Growth of Democracy

Examine the events and factors that helped Bhutan become a democracy. (200 Words)

Bhutan is a country who is very small in geographical area compared to India but this small nation has taught many things to the world in a small time especially to measure Gross National Happiness instead of GDP.
In 2008 Bhutan became a democratic country due to the vision of their fourth king Jigme Singye Wangchuck of Wangchuck dynasty who became king at the age of 17. He first worked upon foundations of peaceful economic development and political stability with full support from India and preserved its geographical isolation, he applied his mind seriously to the future course of his kingdom.
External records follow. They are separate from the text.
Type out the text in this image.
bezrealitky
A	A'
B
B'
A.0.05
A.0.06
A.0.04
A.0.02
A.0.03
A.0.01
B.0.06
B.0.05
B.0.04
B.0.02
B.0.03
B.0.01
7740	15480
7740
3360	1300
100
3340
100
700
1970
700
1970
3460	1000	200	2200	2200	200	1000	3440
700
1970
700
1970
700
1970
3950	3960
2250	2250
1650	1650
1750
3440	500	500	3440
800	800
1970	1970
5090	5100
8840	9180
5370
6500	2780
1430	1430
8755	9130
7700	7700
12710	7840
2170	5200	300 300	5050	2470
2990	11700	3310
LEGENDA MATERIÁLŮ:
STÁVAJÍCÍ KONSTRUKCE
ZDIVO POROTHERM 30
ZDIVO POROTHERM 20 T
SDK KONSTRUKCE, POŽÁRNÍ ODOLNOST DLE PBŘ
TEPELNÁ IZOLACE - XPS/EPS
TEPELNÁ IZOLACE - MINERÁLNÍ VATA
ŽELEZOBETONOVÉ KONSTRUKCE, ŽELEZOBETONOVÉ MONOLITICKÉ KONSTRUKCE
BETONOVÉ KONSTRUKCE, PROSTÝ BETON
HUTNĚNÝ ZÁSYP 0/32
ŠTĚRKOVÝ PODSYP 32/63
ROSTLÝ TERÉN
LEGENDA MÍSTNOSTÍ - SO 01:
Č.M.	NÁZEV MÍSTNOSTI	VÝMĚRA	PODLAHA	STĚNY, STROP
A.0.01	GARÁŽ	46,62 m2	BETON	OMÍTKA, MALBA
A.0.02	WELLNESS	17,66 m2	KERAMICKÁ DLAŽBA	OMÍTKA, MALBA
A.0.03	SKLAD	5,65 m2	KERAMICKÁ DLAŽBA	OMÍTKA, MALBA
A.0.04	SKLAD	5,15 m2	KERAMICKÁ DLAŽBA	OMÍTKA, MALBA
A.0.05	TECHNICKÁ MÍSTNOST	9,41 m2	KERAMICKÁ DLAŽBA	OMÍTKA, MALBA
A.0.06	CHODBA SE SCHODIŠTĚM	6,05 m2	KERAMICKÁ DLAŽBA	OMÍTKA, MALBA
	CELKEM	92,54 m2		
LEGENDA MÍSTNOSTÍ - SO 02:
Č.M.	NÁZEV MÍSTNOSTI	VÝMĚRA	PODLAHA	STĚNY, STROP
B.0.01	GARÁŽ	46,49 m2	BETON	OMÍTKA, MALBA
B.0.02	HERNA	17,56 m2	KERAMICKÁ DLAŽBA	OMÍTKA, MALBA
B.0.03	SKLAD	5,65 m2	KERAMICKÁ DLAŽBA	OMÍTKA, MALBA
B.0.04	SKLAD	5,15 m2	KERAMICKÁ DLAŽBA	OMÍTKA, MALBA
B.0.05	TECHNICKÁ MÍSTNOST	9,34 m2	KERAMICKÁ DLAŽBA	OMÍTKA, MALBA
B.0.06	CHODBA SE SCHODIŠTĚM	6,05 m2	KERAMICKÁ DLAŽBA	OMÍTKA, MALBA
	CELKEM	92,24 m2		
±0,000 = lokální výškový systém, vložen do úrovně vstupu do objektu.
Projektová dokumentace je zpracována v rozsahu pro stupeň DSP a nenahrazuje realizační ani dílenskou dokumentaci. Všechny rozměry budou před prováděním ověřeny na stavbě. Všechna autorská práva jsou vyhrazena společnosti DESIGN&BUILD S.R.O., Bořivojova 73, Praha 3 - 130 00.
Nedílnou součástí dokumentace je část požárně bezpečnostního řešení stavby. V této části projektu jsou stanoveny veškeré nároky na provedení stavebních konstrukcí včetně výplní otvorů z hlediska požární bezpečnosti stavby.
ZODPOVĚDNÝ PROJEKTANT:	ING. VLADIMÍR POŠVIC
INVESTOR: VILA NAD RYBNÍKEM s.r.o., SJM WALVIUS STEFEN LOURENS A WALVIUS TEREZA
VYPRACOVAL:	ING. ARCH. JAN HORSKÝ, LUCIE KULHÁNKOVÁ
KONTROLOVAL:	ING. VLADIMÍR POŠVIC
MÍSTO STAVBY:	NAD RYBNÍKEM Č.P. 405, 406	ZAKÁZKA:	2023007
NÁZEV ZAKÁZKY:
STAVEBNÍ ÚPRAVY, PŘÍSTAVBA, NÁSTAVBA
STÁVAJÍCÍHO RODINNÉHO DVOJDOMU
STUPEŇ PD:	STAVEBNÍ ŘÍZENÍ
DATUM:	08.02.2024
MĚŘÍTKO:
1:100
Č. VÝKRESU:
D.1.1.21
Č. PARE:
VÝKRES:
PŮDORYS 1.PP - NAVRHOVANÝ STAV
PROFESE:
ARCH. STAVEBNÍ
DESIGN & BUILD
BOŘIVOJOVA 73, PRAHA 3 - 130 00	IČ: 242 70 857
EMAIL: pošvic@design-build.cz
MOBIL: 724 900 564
Until the 1980s, Bhutan had sought to zealously preserve its geographical isolation.
King Jigme Dorji Wangchuck took the first steps towards democratization by setting up a 130- member National Assembly in 1953. His son and successor Jigme Singye Wangchuck further loosened the monarchy’s grip on absolute power in 1998 when he took steps to rule Bhutan in conjunction with the National Assembly as well as the Council of Cabinet Ministers. He followed that up by setting in motion the drafting of a constitution in 2001.He has a great vision and in contemporary world he knew that someday monarchy will be challenged so he himself promoted for the democracy. He transferred most of his powers to a nominated Council of Ministers, thereby volitionally diluting the concentration of power in the throne. Then, in 1999, he allowed both television and Internet to make their entry into Bhutan.
In 2005 he passed the monarchy to his eldest son and then issued a royal command that work on a new Constitution must begin immediately with the express purpose of converting Bhutan into a parliamentary democracy with a constitutional monarchy. He remains above the democratic fray, but is very much bound by the Constitution. Although the process is cumbersome, the king can actually be impeached under the Constitution by Parliament.
Moreover, the Constitution also mandates that a monarch must compulsorily retire at the age of 65. Democracy, albeit with a strong Bhutanese flavour, has come to stay in the Forbidden Kingdom, and India, as the world’s largest democracy, can only welcome it.